“Make hay while the sun shines.” In accordance with this saying, public finance theory recommends governments to budget “counter-cyclically”: to implement austerity measures when the economic environment is healthy instead of worsen recessions with further fiscal cuts. In reality, however, governments do not always follow this principle. Dirk Bursian, Alfons Weichenrieder and Jochen Zimmer examine in a new publication, whether there is a connection between this inefficient behavior and a bad reputation that keeps governments from deferring austerity measures to better times.*
Based on a regular survey across Europe by the EU Commission (“Eurobarometer”), the researchers measure the conviction that European citizens express with regard to their respective public institutions in the period from 1999 to 2011 (see graph). By comparing the results with budget data from the same time they find that the level of trust in governments indeed has implications for fiscal policy and, more specifically, for the development of primary budget deficits. A good fiscal reputation seems to give a government important leeway to run a more expansionary fiscal policy during recessions and to abstain from austerity measures. Altogether, a high level of trust leads to smaller fiscal corrections in time when growth is low.
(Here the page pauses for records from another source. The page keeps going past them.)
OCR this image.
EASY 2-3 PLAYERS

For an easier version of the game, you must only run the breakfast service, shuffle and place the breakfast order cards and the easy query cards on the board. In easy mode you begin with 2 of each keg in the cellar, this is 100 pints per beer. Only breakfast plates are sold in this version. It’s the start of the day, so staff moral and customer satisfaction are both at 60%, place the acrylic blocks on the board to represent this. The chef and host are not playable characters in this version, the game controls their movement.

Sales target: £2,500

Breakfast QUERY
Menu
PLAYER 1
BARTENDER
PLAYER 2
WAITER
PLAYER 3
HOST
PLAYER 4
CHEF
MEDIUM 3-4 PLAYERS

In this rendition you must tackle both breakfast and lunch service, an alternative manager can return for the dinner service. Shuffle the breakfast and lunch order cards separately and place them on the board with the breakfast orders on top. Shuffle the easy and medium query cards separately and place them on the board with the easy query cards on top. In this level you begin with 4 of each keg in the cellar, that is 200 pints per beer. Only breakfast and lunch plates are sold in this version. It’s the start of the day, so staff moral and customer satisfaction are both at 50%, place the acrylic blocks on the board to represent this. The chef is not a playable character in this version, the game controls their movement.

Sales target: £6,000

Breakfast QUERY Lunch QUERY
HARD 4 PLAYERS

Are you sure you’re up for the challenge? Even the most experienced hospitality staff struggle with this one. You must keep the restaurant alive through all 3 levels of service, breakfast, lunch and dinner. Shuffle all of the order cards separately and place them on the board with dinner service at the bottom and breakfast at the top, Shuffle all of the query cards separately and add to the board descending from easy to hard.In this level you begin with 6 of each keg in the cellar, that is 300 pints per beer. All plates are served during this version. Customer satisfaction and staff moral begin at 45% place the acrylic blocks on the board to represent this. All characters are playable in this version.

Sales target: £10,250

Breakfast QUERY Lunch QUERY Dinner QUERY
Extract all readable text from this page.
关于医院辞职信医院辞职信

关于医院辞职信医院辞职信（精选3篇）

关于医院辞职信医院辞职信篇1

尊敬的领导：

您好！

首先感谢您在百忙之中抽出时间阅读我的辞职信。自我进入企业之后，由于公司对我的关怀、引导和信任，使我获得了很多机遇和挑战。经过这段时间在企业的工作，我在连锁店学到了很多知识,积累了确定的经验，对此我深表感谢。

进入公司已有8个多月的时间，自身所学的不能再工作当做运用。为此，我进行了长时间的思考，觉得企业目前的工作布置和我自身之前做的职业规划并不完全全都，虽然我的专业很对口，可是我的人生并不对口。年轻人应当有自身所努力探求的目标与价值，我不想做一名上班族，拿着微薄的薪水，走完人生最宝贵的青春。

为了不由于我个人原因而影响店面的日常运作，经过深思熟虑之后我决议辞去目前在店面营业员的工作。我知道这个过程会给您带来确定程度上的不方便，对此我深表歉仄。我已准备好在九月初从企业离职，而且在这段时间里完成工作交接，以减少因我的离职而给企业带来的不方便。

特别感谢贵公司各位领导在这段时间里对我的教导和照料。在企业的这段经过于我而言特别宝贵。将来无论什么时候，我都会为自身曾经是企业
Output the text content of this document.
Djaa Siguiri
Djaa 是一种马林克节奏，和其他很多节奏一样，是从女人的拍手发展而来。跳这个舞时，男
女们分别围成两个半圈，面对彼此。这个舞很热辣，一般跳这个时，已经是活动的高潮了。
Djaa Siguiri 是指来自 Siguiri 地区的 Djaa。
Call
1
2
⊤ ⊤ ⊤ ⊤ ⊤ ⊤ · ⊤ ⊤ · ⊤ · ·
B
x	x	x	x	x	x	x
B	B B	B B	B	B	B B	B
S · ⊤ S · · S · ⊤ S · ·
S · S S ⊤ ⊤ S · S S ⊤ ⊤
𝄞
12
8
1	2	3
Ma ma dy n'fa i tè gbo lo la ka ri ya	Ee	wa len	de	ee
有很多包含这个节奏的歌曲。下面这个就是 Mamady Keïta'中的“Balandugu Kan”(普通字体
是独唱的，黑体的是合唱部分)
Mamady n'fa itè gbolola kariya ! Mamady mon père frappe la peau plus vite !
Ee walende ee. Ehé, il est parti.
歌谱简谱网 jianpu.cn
“Good governance that leads to high levels of trust seems to be important for governments to, in fact, being able to follow a counter-cyclical fiscal policy and to abstain from spontaneous and economically inefficient corrections during bad times,” Alfons Weichenrieder explains. If governments do not benefit from great confidence, they will find it difficult to consolidate in good times, e.g. by raising taxes. As a consequence, they will only be able to correct the budget when the pressure becomes too high.